3 March 2018

Politico: Blueprint for a democratic renewal of the eurozone

Since the eurozone crisis, the intellectual consensus has gradually solidified around the hope that once the financial system is repaired, the creation of a banking union, extended with a capital markets union, would allow for enough risk sharing as in an insurance system to stabilize the currency union. If properly designed, this might convincingly redress the worst flaws of the initial architecture, but it is not enough to ensure its success. [...]

Institutional and political issues, rather than the economic solutions, should be at the heart of the reform debate. The last few years have shown that the institutions governing the eurozone are not fit for purpose in preventing crises and even less so in managing them. Economic policy orchestrated by an ineffective combination of complex rules, erratic market discipline and loose inter-governmental cooperation arrangements cannot continue to be the way forward for the eurozone.

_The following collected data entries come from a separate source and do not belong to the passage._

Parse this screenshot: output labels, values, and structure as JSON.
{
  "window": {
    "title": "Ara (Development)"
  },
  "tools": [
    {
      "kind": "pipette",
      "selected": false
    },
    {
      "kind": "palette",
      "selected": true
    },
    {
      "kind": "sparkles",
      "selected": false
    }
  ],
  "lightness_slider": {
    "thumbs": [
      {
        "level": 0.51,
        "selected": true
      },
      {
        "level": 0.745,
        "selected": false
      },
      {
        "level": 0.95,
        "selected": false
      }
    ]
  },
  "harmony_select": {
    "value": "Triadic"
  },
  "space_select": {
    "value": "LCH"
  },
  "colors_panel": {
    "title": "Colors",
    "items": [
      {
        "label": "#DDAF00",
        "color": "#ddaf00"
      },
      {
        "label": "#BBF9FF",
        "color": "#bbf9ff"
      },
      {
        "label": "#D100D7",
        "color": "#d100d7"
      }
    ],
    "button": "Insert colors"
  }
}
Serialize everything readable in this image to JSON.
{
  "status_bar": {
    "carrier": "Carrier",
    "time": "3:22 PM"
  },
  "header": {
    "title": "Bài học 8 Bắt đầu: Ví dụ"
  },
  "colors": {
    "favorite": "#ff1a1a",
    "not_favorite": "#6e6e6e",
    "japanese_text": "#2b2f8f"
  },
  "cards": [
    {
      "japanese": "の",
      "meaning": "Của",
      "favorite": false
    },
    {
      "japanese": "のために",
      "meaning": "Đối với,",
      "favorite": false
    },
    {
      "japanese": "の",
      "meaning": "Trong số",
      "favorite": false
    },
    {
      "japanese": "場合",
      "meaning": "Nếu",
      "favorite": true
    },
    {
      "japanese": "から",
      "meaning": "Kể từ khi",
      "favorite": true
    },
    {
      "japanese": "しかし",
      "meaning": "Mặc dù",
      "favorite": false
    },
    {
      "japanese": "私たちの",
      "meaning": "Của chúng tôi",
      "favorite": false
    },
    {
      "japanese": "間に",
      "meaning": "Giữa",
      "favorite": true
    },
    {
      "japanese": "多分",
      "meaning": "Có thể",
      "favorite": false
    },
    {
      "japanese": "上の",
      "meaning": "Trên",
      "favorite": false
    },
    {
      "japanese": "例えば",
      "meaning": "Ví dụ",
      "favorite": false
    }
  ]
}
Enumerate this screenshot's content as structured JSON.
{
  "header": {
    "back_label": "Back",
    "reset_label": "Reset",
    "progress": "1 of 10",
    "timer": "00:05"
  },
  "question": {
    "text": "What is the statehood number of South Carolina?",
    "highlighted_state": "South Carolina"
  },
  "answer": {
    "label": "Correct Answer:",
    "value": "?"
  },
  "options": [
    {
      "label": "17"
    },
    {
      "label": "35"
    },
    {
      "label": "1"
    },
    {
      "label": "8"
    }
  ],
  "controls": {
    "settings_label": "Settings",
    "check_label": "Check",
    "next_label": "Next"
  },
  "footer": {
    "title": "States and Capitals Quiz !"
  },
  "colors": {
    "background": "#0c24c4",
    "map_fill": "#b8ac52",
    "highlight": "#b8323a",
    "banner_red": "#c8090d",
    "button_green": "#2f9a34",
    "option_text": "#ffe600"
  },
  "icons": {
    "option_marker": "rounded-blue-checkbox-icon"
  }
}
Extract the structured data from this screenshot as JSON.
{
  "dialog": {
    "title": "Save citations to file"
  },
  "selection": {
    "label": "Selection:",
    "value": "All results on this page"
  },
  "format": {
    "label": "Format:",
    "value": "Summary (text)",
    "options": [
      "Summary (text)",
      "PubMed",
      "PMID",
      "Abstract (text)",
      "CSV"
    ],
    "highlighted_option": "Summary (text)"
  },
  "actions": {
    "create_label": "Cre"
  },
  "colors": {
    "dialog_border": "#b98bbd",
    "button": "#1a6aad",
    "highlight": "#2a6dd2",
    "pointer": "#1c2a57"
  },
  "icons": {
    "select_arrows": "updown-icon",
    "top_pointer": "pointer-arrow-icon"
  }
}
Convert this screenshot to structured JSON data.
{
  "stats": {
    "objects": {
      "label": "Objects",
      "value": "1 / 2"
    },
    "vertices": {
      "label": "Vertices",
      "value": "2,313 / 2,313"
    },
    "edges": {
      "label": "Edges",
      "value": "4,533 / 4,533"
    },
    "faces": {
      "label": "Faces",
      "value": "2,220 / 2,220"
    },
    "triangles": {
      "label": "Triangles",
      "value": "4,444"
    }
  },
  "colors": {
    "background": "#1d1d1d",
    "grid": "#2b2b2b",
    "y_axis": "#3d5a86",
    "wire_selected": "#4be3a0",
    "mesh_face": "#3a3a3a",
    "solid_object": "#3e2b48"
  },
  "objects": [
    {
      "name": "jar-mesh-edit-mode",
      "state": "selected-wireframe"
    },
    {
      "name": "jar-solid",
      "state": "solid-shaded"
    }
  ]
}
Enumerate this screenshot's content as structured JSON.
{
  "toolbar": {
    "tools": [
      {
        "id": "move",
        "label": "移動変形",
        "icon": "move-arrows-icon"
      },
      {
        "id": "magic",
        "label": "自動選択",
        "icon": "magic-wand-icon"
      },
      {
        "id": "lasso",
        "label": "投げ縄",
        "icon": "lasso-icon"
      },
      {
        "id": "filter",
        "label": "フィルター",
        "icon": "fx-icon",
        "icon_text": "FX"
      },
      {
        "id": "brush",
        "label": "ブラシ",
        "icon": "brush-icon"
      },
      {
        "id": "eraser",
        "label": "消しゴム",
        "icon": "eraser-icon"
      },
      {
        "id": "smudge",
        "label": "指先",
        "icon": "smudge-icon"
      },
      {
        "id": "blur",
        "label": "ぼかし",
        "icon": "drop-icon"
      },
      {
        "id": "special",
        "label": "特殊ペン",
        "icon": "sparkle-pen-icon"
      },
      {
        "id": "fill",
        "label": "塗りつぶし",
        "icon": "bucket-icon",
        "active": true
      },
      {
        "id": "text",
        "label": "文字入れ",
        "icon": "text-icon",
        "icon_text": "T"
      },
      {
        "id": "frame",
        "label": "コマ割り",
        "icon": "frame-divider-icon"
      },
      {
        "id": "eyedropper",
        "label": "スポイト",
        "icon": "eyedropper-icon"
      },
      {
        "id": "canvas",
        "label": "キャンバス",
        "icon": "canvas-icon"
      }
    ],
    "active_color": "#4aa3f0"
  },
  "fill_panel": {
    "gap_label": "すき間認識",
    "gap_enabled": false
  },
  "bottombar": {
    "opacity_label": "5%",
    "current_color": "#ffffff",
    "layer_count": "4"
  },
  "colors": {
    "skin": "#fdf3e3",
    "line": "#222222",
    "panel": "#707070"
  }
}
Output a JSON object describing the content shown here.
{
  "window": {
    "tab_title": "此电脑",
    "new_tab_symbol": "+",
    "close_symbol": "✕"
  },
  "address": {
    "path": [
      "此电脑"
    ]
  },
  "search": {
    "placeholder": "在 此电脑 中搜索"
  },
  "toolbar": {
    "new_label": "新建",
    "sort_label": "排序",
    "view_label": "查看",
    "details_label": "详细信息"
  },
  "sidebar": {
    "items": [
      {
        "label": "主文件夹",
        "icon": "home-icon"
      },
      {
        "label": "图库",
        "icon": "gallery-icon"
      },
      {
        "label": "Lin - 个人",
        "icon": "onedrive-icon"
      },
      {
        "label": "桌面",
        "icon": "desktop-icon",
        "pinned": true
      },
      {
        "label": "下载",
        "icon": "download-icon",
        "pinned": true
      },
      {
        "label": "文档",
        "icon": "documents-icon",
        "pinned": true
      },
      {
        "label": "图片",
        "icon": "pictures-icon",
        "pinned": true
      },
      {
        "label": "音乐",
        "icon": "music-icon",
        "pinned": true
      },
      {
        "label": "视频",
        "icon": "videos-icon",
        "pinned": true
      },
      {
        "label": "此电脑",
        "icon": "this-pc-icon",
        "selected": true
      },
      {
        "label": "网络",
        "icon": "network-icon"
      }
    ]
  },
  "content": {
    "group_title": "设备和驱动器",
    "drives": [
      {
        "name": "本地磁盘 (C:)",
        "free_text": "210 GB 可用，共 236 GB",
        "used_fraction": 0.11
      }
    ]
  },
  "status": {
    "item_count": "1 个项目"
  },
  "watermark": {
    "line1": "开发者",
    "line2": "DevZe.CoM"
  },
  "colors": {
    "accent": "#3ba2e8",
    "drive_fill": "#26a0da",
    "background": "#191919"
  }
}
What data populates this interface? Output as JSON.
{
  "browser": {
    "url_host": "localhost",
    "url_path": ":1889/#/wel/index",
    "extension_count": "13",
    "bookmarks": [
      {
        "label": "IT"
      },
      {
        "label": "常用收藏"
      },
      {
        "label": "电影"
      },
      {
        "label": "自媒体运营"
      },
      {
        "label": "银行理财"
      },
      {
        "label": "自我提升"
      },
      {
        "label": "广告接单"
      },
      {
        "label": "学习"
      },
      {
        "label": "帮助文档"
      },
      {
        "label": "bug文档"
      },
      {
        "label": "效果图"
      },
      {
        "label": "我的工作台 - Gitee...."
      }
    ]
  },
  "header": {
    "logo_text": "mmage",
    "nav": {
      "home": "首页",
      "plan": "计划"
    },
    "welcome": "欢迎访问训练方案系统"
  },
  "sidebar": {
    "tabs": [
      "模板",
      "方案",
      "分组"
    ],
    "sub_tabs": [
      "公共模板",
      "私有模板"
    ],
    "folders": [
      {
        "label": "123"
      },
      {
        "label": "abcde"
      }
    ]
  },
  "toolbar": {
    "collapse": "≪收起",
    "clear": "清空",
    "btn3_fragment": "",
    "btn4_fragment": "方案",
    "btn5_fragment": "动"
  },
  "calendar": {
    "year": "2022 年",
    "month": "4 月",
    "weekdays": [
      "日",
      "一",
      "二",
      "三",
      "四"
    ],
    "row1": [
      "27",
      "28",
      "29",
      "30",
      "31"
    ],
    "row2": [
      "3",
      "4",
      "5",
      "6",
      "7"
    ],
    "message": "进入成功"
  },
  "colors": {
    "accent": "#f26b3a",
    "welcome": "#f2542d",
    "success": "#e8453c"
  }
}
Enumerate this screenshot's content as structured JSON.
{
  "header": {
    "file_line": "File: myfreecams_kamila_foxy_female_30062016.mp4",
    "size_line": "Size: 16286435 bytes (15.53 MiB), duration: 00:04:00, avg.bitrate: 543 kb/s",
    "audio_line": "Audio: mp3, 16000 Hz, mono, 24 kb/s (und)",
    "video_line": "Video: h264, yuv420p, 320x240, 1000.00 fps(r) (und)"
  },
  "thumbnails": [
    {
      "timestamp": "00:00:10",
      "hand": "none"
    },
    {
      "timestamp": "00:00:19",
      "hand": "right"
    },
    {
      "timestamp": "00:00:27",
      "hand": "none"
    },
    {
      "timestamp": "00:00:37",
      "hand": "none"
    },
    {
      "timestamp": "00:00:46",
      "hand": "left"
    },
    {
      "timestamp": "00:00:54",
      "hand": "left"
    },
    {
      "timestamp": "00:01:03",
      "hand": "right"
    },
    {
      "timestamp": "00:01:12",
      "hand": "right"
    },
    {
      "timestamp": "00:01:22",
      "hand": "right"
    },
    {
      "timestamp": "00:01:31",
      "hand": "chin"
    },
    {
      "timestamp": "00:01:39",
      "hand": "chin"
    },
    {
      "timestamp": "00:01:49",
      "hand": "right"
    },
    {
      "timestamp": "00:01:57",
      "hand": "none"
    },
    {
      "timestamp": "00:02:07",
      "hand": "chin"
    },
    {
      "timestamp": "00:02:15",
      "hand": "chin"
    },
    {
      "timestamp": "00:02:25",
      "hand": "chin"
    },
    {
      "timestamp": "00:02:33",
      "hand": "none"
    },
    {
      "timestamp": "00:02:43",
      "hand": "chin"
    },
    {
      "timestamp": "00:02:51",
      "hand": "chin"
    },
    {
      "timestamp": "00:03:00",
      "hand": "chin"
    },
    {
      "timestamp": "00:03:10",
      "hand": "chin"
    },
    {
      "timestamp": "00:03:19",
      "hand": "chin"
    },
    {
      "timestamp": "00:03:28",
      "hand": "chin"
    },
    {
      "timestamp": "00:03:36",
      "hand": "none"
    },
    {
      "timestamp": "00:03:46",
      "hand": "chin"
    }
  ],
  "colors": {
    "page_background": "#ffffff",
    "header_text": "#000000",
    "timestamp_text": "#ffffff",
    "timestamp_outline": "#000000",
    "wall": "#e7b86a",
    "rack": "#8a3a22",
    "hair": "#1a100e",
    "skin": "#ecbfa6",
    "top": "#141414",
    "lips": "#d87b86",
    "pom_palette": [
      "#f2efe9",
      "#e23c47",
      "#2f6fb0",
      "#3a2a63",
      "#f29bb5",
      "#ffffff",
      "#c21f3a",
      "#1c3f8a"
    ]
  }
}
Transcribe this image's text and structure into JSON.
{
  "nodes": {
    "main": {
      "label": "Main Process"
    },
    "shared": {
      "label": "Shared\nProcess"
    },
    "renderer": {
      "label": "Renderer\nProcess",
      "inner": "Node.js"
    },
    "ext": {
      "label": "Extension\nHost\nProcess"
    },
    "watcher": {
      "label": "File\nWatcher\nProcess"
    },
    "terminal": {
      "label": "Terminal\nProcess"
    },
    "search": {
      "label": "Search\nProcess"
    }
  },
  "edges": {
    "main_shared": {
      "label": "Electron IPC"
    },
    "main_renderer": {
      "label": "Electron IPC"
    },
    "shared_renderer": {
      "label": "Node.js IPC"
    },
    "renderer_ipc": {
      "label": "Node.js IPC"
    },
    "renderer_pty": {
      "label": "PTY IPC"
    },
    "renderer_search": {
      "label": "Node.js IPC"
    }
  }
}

Instead, a new political approach would include a real European executive that is democratically accountable before a parliament of the eurozone and leads economic policy with expertise and a larger degree of political autonomy. [...]

Third, unlike the current EU budget, this eurozone budget should entail the ability to raise taxes, decide on expenditures and issue debt. The last point means it would be a supplier of eurozone risk-free assets in times of crisis, thereby complementing the constrained capacity of member states to supply safe assets. This would be crucial if member countries were to default on their national sovereign debt.